文摘Background: Reduction of myocardial reperfusion injury during cardiopulmonary bypass is an essential requirement for increasing the success rate, decreasing morbidity and mortality of open-heart surgery. Aim: To study the role of pre-operative oral nicorandil in decreasing reperfusion cardiac injury in patients subjected to cardiac valve surgery. Patients and Methods: The study included 62 patients, who were equally randomized into two groups: nicorandil group and control group. Pre-operative, intra-operative and post- operative data were reported and analyzed. Left Ventricle Ejection Fraction (LVEF) was estimated pre-operatively and postoperatively for both groups. Troponin I, creatine kinase-muscle/brain (CK-MB), interleukin-6 (IL-6) and tumor necrosis factor-alpha (TNF-α) were measured before surgery by 24 hours then 4, 12 and 48 hours after aortic cross clamp removal. Results: Nicorandil considerably decreased TNF-α and IL-6 after 4 and 12 hours following the removal of aortic clamping.
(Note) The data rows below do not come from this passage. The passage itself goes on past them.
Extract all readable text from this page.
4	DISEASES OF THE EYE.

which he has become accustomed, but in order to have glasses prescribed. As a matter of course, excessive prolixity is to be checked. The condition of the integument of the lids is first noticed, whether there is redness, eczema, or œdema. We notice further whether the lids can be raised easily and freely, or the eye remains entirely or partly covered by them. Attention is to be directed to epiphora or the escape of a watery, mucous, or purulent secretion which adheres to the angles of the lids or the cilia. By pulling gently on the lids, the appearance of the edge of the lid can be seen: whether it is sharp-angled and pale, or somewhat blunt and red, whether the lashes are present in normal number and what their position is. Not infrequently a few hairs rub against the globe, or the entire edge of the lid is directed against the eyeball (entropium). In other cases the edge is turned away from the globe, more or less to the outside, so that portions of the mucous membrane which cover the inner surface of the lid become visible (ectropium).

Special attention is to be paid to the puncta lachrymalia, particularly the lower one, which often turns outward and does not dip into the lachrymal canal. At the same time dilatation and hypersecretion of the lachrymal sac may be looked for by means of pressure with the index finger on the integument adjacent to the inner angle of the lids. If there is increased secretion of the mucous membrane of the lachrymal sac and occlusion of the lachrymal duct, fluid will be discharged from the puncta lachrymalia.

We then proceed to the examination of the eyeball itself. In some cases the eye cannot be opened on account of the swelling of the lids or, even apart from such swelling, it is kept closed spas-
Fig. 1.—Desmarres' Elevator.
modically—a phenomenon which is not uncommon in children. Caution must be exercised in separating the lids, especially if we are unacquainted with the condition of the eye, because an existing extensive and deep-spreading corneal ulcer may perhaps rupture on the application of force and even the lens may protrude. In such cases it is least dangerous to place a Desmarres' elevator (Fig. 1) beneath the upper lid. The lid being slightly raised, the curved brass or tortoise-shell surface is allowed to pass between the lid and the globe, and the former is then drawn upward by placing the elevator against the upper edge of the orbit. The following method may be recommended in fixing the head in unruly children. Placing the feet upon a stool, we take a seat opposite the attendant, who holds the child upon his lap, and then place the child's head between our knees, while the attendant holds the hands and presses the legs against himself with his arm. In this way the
It also reduced troponin-I and CKMB at the same time points. However, there were no important changes in IL-6, TNF-α, troponin-I and CK-MB levels in control group in comparison to nicorandil group in the next 48 hours following the removal of aortic clamping. Conclusions: Pre-operative oral nicorandil expressively decreased myocardial reperfusion damage during open heart valve operations, this evidenced by the decrease in the postoperative use of inotropic drugs, considerable reduction of postoperative elevation of cardiac enzymes and inflammatory cytokines with no reported complications.